Знание было зашифровано в подсознании, а ключом было слово, и слово это содержалось отдельно, не в голове, а в пальцах, которые сами знали, что писать.
— У тебя есть с собой ручка? Листок бумаги? — спросил
Ира молча подняла подушку, я сел удобнее, поправил сползавшую простыню (на мне была серая больничная пижама, я сначала не обратил внимания) и взял карандаш — ручки у Иры не оказалось. Бумаги у неё тоже не было, и она протянула мне салфетку.
Салфетка была плотной и грубой, но всё равно грифель почти не оставлял следов. Я писал что-то. Точнее, некто, притаившийся в моём подсознательном, писал что-то моей рукой.
Автоматическое письмо? Никогда не страдал подобным синдромом, никогда прежде у меня не возникало ощущения, будто пишу под чью-то диктовку.
Продолжая писать, я поднял взгляд на Иру. Она, не отрываясь, следила за движениями моей руки, я видел: ей и в голову не приходило, что я пишу не сам.
Карандаш процарапал угол салфетки, выпал из пальцев, Ира подхватила его, когда он катился по простыне.
Я поднёс салфетку к глазам. Понять написанное можно было с трудом, и вряд ли ещё кто-нибудь, кроме меня, сумел бы разобрать каракули. Я и сам понимал скорее интуитивно:
«Дежа вю. Склейки эмуляций. Перепутанные квантовые состояния. Закон сохранения. Тёмное вещество — общее для всех эмуляций, поэтому в каждой эмуляции концентрация низка. Оценка — 1095 эмуляций. Конечная остановка перед антиинфляцией и коллапсом».
Каждое слово было понятно. Вместе — нет. То, что ощущение дежа вю становится катализатором перехода от одной эмуляции к другой, я и так понял. То, что тёмное вещество в эмуляциях отсутствовало — в двух точно, и, видимо, в этой тоже, — было, скорее всего, свойством компьютерного воссоздания реальностей.
Стоп. Всё-таки я плохо соображал после приступа. Тёмное вещество не отсутствовало напрочь. В каждой эмуляции его было так мало, что ни Цвикки, ни те астрофизики, кто после него исследовал скопления галактик, не обнаружили «лишних» масс, невидимых в телескопы.
Десять в девяносто пятой степени. Число реально существующих эмуляций. Девяносто пять нулей после единицы. Невероятно огромное число. Непредставимо огромное. Но было в нём что-то знакомое…
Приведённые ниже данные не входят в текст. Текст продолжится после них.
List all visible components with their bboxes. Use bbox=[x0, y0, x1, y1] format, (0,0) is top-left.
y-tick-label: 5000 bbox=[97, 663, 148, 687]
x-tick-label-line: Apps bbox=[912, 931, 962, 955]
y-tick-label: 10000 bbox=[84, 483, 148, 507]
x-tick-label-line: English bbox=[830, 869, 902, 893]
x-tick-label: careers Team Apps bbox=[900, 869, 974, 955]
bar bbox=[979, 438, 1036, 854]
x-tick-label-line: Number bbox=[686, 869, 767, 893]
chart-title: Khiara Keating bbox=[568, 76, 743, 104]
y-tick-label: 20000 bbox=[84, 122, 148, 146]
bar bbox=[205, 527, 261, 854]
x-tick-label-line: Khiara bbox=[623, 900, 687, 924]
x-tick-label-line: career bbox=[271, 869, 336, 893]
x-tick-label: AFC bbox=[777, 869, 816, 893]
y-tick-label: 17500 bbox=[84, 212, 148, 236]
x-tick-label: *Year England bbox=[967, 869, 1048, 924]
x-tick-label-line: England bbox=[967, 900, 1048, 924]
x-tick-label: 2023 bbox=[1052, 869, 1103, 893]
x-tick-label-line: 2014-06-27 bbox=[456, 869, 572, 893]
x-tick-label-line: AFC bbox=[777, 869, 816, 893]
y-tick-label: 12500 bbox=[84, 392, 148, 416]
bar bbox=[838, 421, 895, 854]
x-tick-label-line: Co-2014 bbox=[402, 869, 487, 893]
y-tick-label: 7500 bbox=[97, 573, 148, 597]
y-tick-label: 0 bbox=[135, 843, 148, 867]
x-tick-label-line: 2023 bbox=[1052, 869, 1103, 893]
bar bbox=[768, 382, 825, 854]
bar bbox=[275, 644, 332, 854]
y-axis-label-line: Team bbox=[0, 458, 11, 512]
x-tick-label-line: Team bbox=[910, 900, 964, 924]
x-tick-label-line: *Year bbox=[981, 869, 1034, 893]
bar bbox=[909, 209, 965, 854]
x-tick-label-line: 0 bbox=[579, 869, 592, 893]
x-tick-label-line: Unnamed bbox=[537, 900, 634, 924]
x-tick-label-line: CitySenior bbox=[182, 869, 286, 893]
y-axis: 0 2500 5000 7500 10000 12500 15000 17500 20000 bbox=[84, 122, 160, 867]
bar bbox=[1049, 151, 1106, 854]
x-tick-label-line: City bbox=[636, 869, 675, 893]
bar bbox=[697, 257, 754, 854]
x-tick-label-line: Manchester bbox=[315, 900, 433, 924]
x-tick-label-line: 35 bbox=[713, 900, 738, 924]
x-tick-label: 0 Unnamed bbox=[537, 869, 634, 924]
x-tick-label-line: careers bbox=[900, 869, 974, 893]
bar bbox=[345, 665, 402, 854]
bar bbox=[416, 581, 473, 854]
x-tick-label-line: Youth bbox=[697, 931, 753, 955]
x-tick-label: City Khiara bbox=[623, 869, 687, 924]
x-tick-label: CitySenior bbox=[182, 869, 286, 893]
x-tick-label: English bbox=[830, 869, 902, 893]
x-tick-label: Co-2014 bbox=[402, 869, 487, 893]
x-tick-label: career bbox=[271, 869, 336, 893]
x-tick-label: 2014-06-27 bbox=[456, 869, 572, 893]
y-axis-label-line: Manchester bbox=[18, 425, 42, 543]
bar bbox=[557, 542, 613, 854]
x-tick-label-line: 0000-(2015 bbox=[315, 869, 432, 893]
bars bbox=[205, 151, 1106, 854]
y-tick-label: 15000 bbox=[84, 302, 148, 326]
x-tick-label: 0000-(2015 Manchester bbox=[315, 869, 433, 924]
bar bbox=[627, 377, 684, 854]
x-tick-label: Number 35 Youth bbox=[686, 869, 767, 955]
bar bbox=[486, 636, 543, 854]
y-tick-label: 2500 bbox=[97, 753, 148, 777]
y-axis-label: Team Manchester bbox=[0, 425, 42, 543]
Да! Число частиц в каждой из вселенных, возникших в грозди миров после Большого взрыва. В «Многоликом мироздании» Андрея Линде, книге, которую я читал, когда уже не работал в университете и потому был не очень внимателен… Там это число было. Число частиц в каждой вселенной. Число эмуляций после окончания эволюции мироздания. Совпадение огромных чисел не могло быть случайным. Следовательно…
Ответ от меня ускользал. Я знал его. Знал, что знаю. Знал, что вспомню, пойму, и тогда…
Сделаю то, что является моим предназначением в этой и других эмуляциях.
Моё предназначение, подумал я, быть с Ирой. Прожить с ней жизнь. Да, подумал я, только это не предназначение. Не цель, а средство.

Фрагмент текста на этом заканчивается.